Here’s the executive summary from my white paper on Rethinking Analytics for the Social Enterprise developed with Mike Dover. SAP developed a great infographic capturing key points based on our webinar.
The practice of analytics is rapidly evolving. What was once the dominion of select analysts manipulating arcane, opaque spreadsheets based on data whose accuracy and timeliness were suspect, has now become a broader ecosystem where all team members (including participants from beyond the organizational walls) actively participate in collecting and acting upon information.
Today’s volatile business environment rewards those who can innovate the most quickly and respond accurately to changing consumer sentiment. The staggering amount of data being created is a daunting challenge—research suggests that 2.7 zettabytes (the amount of data in fifty million Libraries of Congress) of information will be created in 2012, an increase of more than 48% from 2011.1 The Social Revolution confirms the power of the individual voice and is leading to new collaborative business models where data is shared, analysed and treated differently. New analytics tools and capabilities are appearing in the marketplace.
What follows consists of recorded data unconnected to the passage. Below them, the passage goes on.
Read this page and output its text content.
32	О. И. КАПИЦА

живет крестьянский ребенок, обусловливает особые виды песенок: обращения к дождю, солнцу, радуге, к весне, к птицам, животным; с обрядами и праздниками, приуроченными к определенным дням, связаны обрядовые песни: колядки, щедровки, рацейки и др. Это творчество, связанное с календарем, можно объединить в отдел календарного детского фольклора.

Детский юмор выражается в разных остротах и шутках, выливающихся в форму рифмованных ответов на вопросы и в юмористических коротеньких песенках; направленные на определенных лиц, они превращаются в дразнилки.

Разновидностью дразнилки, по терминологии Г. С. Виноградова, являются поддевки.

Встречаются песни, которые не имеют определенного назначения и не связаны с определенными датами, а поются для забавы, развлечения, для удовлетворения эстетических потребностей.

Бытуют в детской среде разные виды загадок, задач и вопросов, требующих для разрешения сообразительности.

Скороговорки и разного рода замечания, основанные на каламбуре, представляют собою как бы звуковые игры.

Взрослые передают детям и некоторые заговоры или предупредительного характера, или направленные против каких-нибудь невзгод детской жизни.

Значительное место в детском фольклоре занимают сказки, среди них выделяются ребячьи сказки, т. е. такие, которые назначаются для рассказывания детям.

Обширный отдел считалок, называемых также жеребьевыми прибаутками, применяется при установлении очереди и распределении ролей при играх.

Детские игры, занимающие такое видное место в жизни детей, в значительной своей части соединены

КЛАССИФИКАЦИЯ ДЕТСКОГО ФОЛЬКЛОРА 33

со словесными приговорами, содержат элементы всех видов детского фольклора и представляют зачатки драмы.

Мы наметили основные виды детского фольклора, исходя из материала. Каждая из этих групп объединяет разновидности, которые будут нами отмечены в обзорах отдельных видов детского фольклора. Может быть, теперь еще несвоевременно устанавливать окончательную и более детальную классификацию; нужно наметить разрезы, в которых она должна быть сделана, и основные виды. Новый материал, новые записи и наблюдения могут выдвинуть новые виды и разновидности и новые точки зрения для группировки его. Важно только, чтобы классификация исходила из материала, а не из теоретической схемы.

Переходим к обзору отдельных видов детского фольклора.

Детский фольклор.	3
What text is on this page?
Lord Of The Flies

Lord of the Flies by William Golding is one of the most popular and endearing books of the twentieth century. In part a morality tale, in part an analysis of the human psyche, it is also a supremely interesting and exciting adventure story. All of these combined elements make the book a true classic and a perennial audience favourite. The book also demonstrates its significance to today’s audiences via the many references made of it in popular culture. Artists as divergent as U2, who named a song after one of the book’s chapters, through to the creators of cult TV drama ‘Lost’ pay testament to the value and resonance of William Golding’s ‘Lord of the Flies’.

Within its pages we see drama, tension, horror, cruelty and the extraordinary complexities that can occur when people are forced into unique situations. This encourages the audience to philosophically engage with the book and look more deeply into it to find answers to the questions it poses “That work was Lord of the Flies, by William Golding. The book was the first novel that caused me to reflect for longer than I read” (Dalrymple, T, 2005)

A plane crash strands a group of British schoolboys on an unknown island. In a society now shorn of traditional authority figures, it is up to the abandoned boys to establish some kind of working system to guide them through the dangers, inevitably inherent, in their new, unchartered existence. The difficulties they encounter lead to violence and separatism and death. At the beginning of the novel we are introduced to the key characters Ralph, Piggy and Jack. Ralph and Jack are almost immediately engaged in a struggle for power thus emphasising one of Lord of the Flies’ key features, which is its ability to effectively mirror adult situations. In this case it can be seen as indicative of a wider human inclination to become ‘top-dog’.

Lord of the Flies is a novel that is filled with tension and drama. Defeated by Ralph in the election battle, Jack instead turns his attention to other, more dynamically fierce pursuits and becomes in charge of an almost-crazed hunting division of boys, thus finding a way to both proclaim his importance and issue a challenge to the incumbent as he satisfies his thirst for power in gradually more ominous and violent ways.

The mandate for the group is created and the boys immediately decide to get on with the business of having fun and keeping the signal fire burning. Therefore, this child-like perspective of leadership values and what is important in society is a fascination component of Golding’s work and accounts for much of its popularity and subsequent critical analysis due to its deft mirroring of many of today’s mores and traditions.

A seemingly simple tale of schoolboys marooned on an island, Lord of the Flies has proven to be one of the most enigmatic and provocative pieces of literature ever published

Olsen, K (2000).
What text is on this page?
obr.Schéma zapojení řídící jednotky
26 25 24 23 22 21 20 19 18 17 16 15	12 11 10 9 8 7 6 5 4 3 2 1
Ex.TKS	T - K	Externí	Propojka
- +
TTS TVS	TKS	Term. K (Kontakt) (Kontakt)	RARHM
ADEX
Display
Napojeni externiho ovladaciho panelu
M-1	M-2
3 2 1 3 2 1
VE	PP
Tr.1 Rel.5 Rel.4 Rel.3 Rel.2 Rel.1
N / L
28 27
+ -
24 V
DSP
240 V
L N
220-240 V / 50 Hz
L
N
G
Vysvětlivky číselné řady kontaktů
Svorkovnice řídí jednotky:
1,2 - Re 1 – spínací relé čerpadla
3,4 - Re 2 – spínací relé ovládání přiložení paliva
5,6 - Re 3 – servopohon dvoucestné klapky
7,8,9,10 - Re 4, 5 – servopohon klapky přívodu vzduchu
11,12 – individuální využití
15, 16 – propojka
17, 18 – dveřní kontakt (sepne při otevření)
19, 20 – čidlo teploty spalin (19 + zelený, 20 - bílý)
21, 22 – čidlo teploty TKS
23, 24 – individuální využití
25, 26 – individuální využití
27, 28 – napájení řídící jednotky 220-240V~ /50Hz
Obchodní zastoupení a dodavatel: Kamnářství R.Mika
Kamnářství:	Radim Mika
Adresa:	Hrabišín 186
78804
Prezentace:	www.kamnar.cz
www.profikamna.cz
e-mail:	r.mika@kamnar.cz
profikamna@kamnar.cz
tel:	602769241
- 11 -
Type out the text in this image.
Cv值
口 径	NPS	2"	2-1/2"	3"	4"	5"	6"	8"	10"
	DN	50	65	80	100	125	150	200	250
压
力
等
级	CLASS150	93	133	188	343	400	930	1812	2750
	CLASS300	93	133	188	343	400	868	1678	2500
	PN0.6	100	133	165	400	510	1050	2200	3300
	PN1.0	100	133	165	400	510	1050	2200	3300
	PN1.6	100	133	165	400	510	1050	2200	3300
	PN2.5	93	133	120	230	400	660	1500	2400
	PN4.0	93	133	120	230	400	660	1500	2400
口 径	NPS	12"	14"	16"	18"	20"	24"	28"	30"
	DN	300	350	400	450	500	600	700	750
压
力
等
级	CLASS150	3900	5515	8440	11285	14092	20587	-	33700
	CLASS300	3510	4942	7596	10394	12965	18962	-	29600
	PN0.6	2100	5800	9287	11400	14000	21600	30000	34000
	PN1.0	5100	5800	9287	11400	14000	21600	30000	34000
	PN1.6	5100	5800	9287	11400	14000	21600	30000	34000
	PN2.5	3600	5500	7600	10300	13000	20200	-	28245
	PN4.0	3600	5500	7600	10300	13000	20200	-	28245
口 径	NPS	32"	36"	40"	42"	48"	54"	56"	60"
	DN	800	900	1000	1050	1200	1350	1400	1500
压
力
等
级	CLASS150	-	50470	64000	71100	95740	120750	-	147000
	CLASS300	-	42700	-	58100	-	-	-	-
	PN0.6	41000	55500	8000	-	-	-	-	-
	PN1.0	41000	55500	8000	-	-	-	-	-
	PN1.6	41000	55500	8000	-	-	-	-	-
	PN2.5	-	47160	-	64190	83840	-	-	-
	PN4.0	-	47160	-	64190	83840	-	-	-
Leading companies and technology providers are rethinking the fundamental model of analytics, and the contours of a new paradigm are emerging. The new generation of analytics goes beyond Big Data (information that is too large and complex to manipulate without robust software), and the traditional narrow approach of analytics which was restricted to analysing customer and financial data collected from their interactions on social media. Today companies are embracing the social revolution, using real-time technologies to unlock deep insights about customers and others and enable better-informed decisions and richer collaboration in real-time.